Mate, seemingly we don't communicate well and you seem quite aggravated with me (the praise was legitimate, up to you how you want to take it), so maybe we just let it go.
I generally don't think I misunderstood you, it's more about how you apply principles
- But to be clear, your wife and your marriage are the same thing, one doesn't exist without the other, call it relationship goals, happiness, whatever one requires the other.
- There is no such link between Poch and Spurs, hence my call out, Poch goes tomorrow, Spurs remains ..
- And on top of that, you don't pay people in your life to participate, hence you owe them some empathy ..
but to separate the personal and use the professional example
- If I had a good boss who suddenly became poor, my response would depend on the impact he is having. If he was impacting my ability to make money, pay my bills, then yes I want him out (and I might still like him as a person)
- Poch is paid for results, he is not delivering and it's impacting the club, players and fans ..
You may choose to leave your life around less "goal oriented" objectives and if that works for you, well done. But fundamentally that is not how being the manager of a top 4 PL club with any level of ambition operates.
So again, no aggravation with you, no aggravation with Poch, just a very simple view that he is failing in a position that is measured by results and has no place for like/empathy/etc.
I would say there is another angle we can take to this which would allow us to think through the ‘he currently isn’t performing’ point in a bit more detail. Because that’s the lack of context I think is maddening. It suggests that once results turn, the Manager must be under performing, he should not be trusted to get it back, it never will turn back, and that’s the end of it. It suggests there is nothing else that could possibly effect results.
Since you like the business metaphors, I will say that I work in start up tech / venture capital. In these companies, the people that are right for the 0-100 person journey are not the same ones that are right for 100-500, 500-1500 etc. Sometimes you need to change the leadership team. Sometimes though the leadership team, particularly the founders, are super adaptable and able to go through all of the stages and continue to succeed. It is also worth saying that sometimes things may happen to companies as they try and get to the next stage - competitors come out with new products, a new regulation changes the game, they soon run out of runway and can’t figure the unit economics out quickly enough - that mean that it’s sometimes a bloody struggle to get to the next milestone.
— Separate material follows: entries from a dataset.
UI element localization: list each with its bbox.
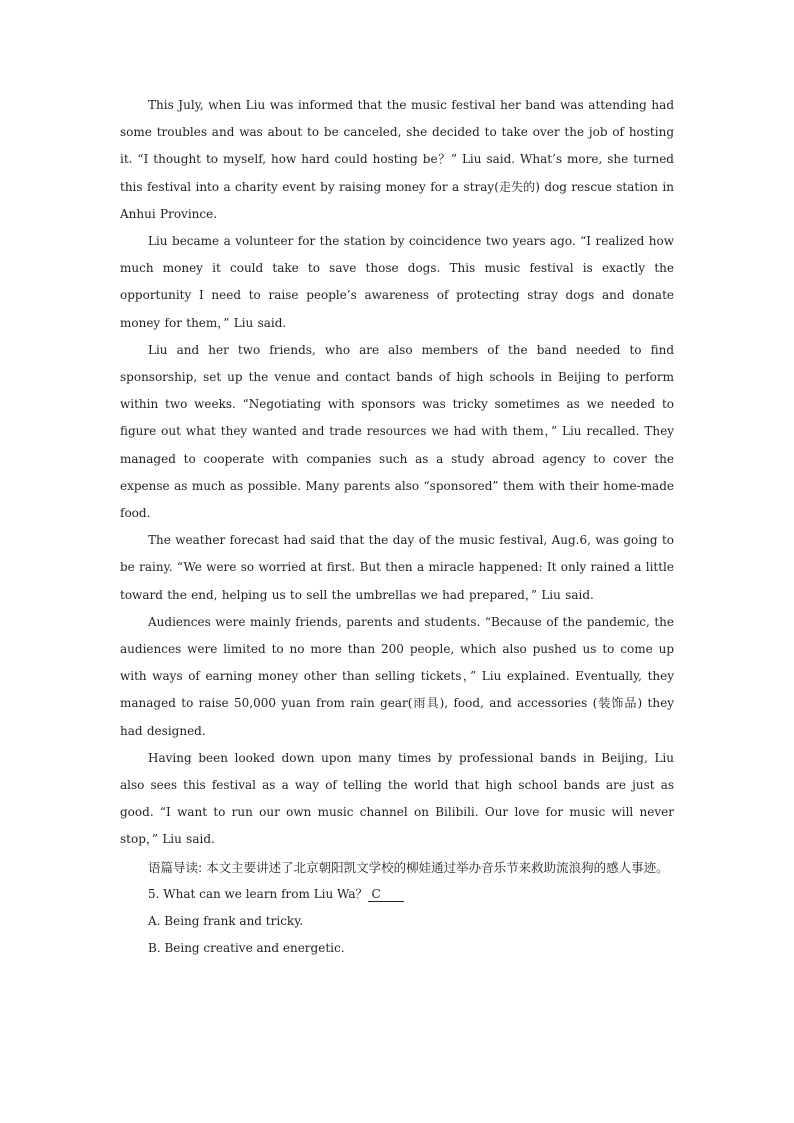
passage-paragraph-6: Having been looked down upon many times by professional bands in Beijing, Liu also sees this festival as a way of telling the world that high school bands are just as good. “I want to run our own music channel on Bilibili. Our love for music will never stop，” Liu said. <box>120 750 674 847</box>
answer-blank: C <box>368 887 404 902</box>
question-text: 5. What can we learn from Liu Wa？ <box>148 886 368 901</box>
document-page <box>120 92 674 963</box>
option-a: A. Being frank and tricky. <box>148 914 304 929</box>
option-b: B. Being creative and energetic. <box>148 941 345 956</box>
reading-guide: 语篇导读: 本文主要讲述了北京朝阳凯文学校的柳娃通过举办音乐节来救助流浪狗的感人事迹。 <box>148 859 669 875</box>
passage-paragraph-1: This July, when Liu was informed that the music festival her band was attending had some troubles and was about to be canceled, she decided to take over the job of hosting it. “I thought to myself, how hard could hosting be？” Liu said. What’s more, she turned this festival into a charity event by raising money for a stray(走失的) dog rescue station in Anhui Province. <box>120 98 674 221</box>
question-5 <box>120 881 674 908</box>
passage-paragraph-3: Liu and her two friends, who are also members of the band needed to find sponsorship, set up the venue and contact bands of high schools in Beijing to perform within two weeks. “Negotiating with sponsors was tricky sometimes as we needed to figure out what they wanted and trade resources we had with them，” Liu recalled. They managed to cooperate with companies such as a study abroad agency to cover the expense as much as possible. Many parents also “sponsored” them with their home-made food. <box>120 342 674 521</box>
passage-paragraph-5: Audiences were mainly friends, parents and students. “Because of the pandemic, the audiences were limited to no more than 200 people, which also pushed us to come up with ways of earning money other than selling tickets，” Liu explained. Eventually, they managed to raise 50,000 yuan from rain gear(雨具), food, and accessories (装饰品) they had designed. <box>120 614 674 738</box>
passage-paragraph-4: The weather forecast had said that the day of the music festival, Aug.6, was going to be rainy. “We were so worried at first. But then a miracle happened: It only rained a little toward the end, helping us to sell the umbrellas we had prepared，” Liu said. <box>120 533 674 602</box>
passage-paragraph-2: Liu became a volunteer for the station by coincidence two years ago. “I realized how much money it could take to save those dogs. This music festival is exactly the opportunity I need to raise people’s awareness of protecting stray dogs and donate money for them，” Liu said. <box>120 234 674 330</box>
Sometimes the Founder is the right one but external circumstances have meant that the journey to getting where they need to was a bloody struggle, with lots of ups and downs. Sometimes you need to get the Founder out, no doubt, but actually given the amount of problems these companies face on the road to ultimate success, the proportion of time you trust in the guy to figure it out is probably much bigger than the proportion of time you cut him loose.
It feels like you are drawing on your experience from maybe big corporate land where things are more established, if things go wrong, it’s fine, because the company will continue and under performance can be punished. But I’d say if there is any club that resembles a start up, one that is ‘on a journey’ and changing itself from plucky underdog to established player, it is us. We are going to face external pressures. We are going to go through tough periods where things don’t go our way and we need to stay the course.
I will ask - if we were able to shift the players that Poch wanted to shift, when he wanted to shift them, do you think we would be better off right now? I think we absolutely would, but it doesn’t always go our way. Which means we will have down periods, where we have to fight through less than ideal circumstances to get on the good page again. I think we can do it, but that to me is the obvious reason for our failing. We are levelling our club up from one standing to another. We are doing it without a bottomless pit of money. We just built a stadium. To do all of that is bloody difficult. To do all of that, while refreshing the squad, and doing it all without any down periods while we get to where we need to be, I’d say is nigh on impossible.
This idea that we is ‘underperforming’ and that ‘this only ends one way’ I just don’t agree with. He goes if he loses the trust of the players that are currently being paid really well and will be here long term. As long as they are inside, and there are enough people at the club who believe, he stays. He has earned the opportunity to get us back on the good track. In start up land, you rely on loyalty to an extent to see you through the bad times and enjoy the good as a family. Because sometimes you have nothing else. But great things often happen, billion dollar companies are formed when you make it through the dark times.